I'm not quite sure how we reached a point where Comic-Con became the engine that drives Hollywood, but that is absolutely the case. Disney buys Marvel, films like Green Lantern and Green Hornet and The Avengers slurp up the studio bucks -- and the comic-book mentality grows like a cancer, in audiences and at movie studios.

Once upon a time, comic-book conventions -- like Star Trek conventions -- were the Land of the Dweebs, the home of the socially maladjusted and a surefire punchline for comedians. But these days, Comic-Con has become the kind of obligatory stop for the studios and TV networks that the CPAC convention is to conservative politicians or the NAACP convention is for liberal ones. It's a prerequisite for success, a see-and-be-seen gathering at which the agenda for the coming year seemingly is set in stone.

A strong showing at Comic-Con bodes well for a film or TV show's prospects. A weak showing spells potential doom, given the viral capability of the infinite number of bloggers who descend on Comic-Con, like 49ers to the gold rush (and to whom William Shatner famously urged, "Get a life," in a Saturday Night Live sketch years back).

What's missing, however, is any sense of proportion or context. This is Comic-Con -- a fantasy convention for people whose lives are devoted to reading comic books and other forms of speculative fiction. The studios and TV networks are lining up to kiss the collective ass of exactly the crowd that has turned the movie industry into a special-effects factory making prefab product so undistinguished that Iron Man 2 looks like a work of genius (to some critics).

These are, after all, comic-book movies (or sci-fi, horror or fantasy films that reach the same audience). Their audience is young and undiscriminating (in the sense that they still believe The Dark Knight was the shizzit) -- and they somehow have taken over the thinking of the people who control the purse strings in Hollywood.

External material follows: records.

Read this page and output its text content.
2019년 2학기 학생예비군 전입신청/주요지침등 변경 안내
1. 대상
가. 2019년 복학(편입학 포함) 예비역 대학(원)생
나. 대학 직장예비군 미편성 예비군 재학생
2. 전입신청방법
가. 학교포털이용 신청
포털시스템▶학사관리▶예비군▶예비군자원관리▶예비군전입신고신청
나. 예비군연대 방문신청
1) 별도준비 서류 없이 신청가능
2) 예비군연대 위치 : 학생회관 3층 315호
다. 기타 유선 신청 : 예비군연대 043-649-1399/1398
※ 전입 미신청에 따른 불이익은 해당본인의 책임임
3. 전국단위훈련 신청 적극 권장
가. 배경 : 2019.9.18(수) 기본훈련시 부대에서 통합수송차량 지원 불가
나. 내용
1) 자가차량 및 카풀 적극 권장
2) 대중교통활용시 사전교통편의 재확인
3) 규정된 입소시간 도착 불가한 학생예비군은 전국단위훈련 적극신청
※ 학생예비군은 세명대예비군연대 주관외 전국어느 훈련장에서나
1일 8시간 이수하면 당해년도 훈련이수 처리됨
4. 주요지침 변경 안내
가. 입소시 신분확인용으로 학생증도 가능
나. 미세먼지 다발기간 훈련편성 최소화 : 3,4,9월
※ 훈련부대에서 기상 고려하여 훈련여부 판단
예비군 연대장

A steady diet of comic-book and zombie and other fantasy movies is like a steady diet of Big Macs for the mind and soul. Unfortunately, no one will ever make the Super-Size Me revealing the brain-deadening effects that overconsumption of these films is having. Yet it's out there, slowly stripping audiences of their ability to focus on anything that doesn't distract them with big flashes and booms and superpowers and the like. It's a self-fulfilling prophecy, in which feeding this particular beast allows it ultimately to consume all our brains, and take over the culture.

Ah, Comic-Con: the tail that wags the entertainment dog. Would that we were able to brutally crop that particular tail. Instead, it's being celebrated on the cover of Entertainment Weekly, as though it isn't yet another harbinger of what is destroying movies that make you think and feel something other than the brief endorphin rush of cheap thrills.